1. Healthcare Providers
In mid-June 2020, Crozer-Keystone Health System, operating in the suburban Philadelphia area, reported a Netwalker ransomware attack. The attack affected four hospitals, as well as four outpatient centers in Delaware County, Pennsylvania.
But Crozer-Keystone Health System wasn’t alone; the most serious case is that of Brno University Hospital in the Czech Republic. The hospital is the country’s second-largest medical institution, and the attack delayed the results of many coronavirus tests.
2. Educational Facilities
At the beginning of June, three American universities were attacked: Michigan State University, Columbia College of Chicago, and the University of California San Francisco. Some of these institutions are currently conducting coronavirus treatment research through clinical trials and antibody testing.
3. Local Government
In May 2020, the Austrian city of Weiz was a victim of Netwalker ransomware. Public infrastructure employees were baited through emails about the coronavirus.
Weiz is a small town; however, the ease of the attack has brought to light how it could easily affect other the government operations of other countries.
4. Private Organizations
Netwalker also targets private organizations. In February 2020, Australian company Toll Group was targeted by the ransomware. The company employs over 44,000 people in 50 countries and is the leading provider of transportation and logistics services in the Asia Pacific region. The Toll Group was able to shut multiple systems to stop the spread of the attack, but customer-facing operations were impacted in Australia, India, and the Philippines.
How to Protect Your Organization Against Netwalker Ransomware
You may be tempted to pay the ransom, but it is not recommended. You do not know if the attackers will give you back your data, and by paying them, it encourages them to continue their attacks. We recommend the following steps to protect your organization:
1. Backup Critical Data to a Secure System
The attackers rely on holding sensitive data hostage. You can limit some of their power by having a restorable file archive. You should back up your files in the cloud, or offline on another type of external drive. If you are currently running your infrastructure in the cloud, you are also adding additional layers of protection on these platforms.

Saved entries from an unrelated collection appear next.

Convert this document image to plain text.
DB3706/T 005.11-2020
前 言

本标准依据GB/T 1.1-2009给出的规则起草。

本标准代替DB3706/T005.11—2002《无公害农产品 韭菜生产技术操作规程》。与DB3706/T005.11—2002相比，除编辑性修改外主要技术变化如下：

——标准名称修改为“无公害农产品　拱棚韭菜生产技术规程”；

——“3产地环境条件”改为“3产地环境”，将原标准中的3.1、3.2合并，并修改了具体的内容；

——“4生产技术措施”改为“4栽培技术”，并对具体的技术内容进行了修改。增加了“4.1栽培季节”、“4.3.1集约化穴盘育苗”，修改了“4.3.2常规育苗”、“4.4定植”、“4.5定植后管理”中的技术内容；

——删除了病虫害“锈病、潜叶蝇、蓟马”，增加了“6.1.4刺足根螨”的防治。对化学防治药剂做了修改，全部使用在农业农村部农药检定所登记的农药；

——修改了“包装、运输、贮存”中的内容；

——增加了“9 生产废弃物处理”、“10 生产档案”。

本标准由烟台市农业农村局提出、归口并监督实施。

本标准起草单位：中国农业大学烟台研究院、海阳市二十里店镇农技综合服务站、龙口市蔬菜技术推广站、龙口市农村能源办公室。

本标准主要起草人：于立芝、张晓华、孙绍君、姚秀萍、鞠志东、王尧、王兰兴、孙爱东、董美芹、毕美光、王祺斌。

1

Before you back up all your data and allocate large storage systems, you need to identify what data is business-critical. Locate data that is vital to running the organization and prioritize their backup and access.
2. Change Passwords
Another way Netwalk gains access is through trying as many passwords as possible until the correct one is found. This is why weak passwords are vulnerable spots in the infrastructure. The best solution is relatively easy. Make sure your organization’s passwords are strong and frequently changed.
3. Use a Next-Generation Antivirus for Enhanced Safety
You should ensure that your antivirus is up to date, but as hackers’ attacks get more sophisticated, that might not be enough. You should consider next-generation antivirus that is managed and maintained by a service provider for maximum protection.
4. Regularly Apply Available Software Patches
Do not delay installing software patches. Attackers can exploit unrepaired vulnerabilities and infiltrate your machine.
Ransomware is a lucrative business. Since March 2020, the Netwalker associates have profited $25 million from organizations whose networks were compromised. They have capitalized on the national crisis of COVID-19.
But you can protect your organization through due diligence and addressing any cybersecurity threats and weak spots.